Correcting the skew is not going to be easy. A huge chunk of revenue expenditure is committed and cannot be cut back easily. Interest payments, which alone are a quarter of revenue expenditure, gobble up 34 per cent of revenue receipts. There can also be no cutting back on salaries; the Seventh Pay Commission award has only increased this burden. The only elbow room available is on subsidies and this government has managed to put a lid on this. Runaway growth in the subsidy bill is a thing of the past.
Part of this is because of the windfall of declining global oil prices; so it was possible to contain both the petroleum and fertiliser subsidy bill down. But credit has to be given to the government for using the low global prices to tweak the subsidy regime. Petrol and diesel are deregulated, so now only LPG and kerosene are subsidised. The 'giveitup' campaign on LPG subsidy has seen a fair amount of success; the revised estimates of LPG subsidy are actually 14 per cent lower than the budget estimates. The revised estimates for kerosene subsidy is, however, 23 per cent higher than what was budgeted and there’s no ready explanation for this in the budget documents. But Jaitley has spoken about taking the country gradually to a kerosene-free state and one has to wait to see how this pans out. Overall, the petroleum subsidy bill is down 5 per cent between the budgeted and revised estimates of 2016-17, and is slated to drop by another 9 per cent in 2017-18.
The fertiliser subsidy bill has also been contained not just by falling oil prices but also the push for neem-coated urea (which reduces consumption). There has been no increase in this in the revised estimates nor is it budgeted to increase in 2017-18.
Getting rid of the food subsidy is not an option politically, but there was almost no change on this account between the budgeted and revised estimates, though a 7 per cent increase is expected in 2017-18.
How will Jaitley fare in 2017-18?
He has planned for an improvement in the quality of spending; capital expenditure is set to increase 10 per cent and revenue expenditure only 5.9 per cent. The revenue-capital balance is slated to improve to 85-14. One will have to wait one more year to find out if this actually happens; it will be great if it does.
The fiscal outlook for 2017-18 sees a 12 per cent growth in taxes, with income tax collections set for a 25 per cent increase. This is after the tax giveaway of Rs 15,500 crore by halving the lowest tax slab. Jaitley is perhaps banking on increased compliance – voluntary or under pressure thanks to improved detection tools.

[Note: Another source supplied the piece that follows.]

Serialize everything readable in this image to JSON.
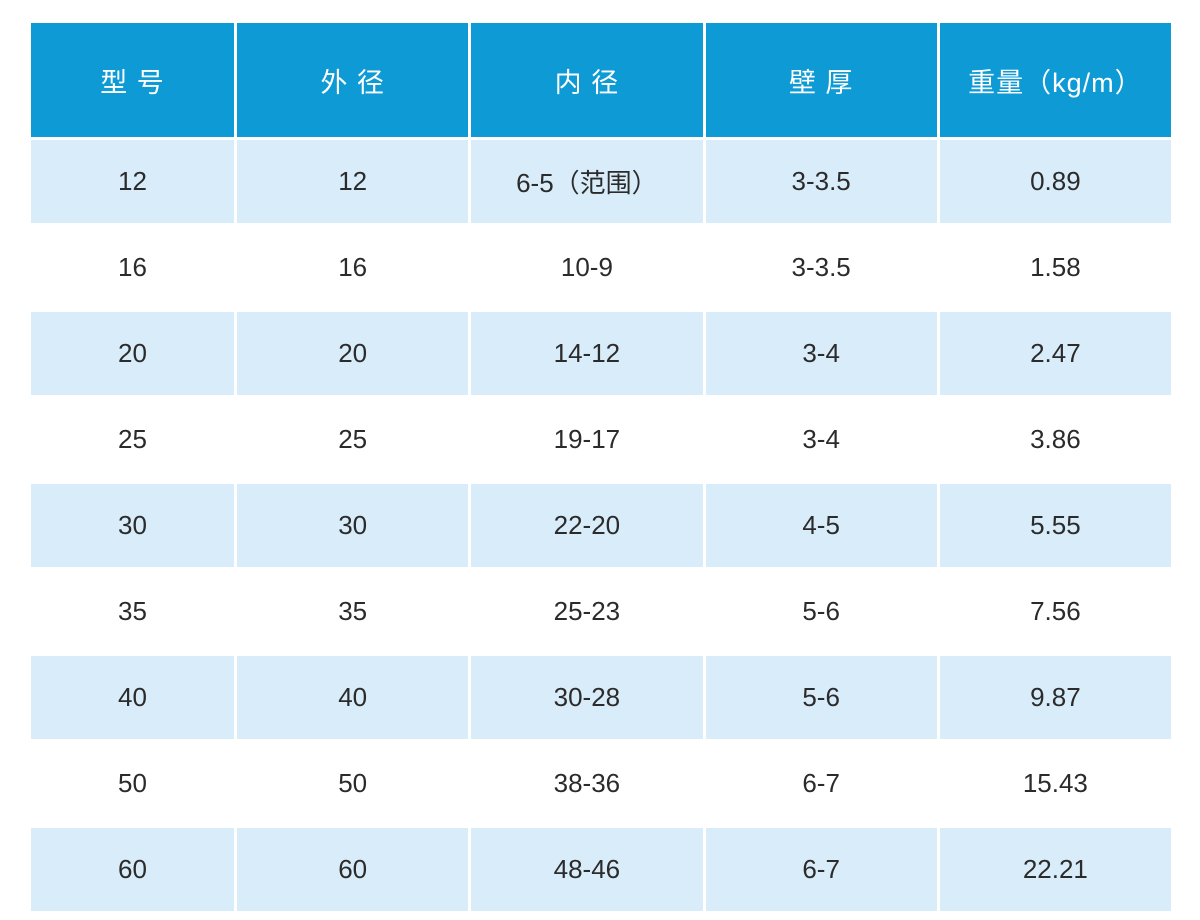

Corporate tax is expected to increase 9 per cent and indirect taxes by 8.8 per cent (with customs and service tax growing 12 per cent and 11 per cent respectively and excise 5 per cent). The Medium Term Fiscal Policy Statement says it expects demonetisation to spur an increase in the size of the organised sector, leading to a widening of the tax net. It also expects the economy to bounce back with increased spending. This is in line with Jaitley’s stand that the effect of demonetisation will not carry over into 2017-18, but the Economic Survey authored by the chief economic adviser was not so optimistic.
That is one imponderable which could throw the maths for the next year out of kilter. On the expenditure front, with global oil prices hardening, the petroleum subsidy bill could rise again unless there is serious effort to prune the subsidy bill through limiting whatever subsidies are still there.
Jaitley certainly will need a lot of luck to meet his fiscal consolidation targets for the coming year.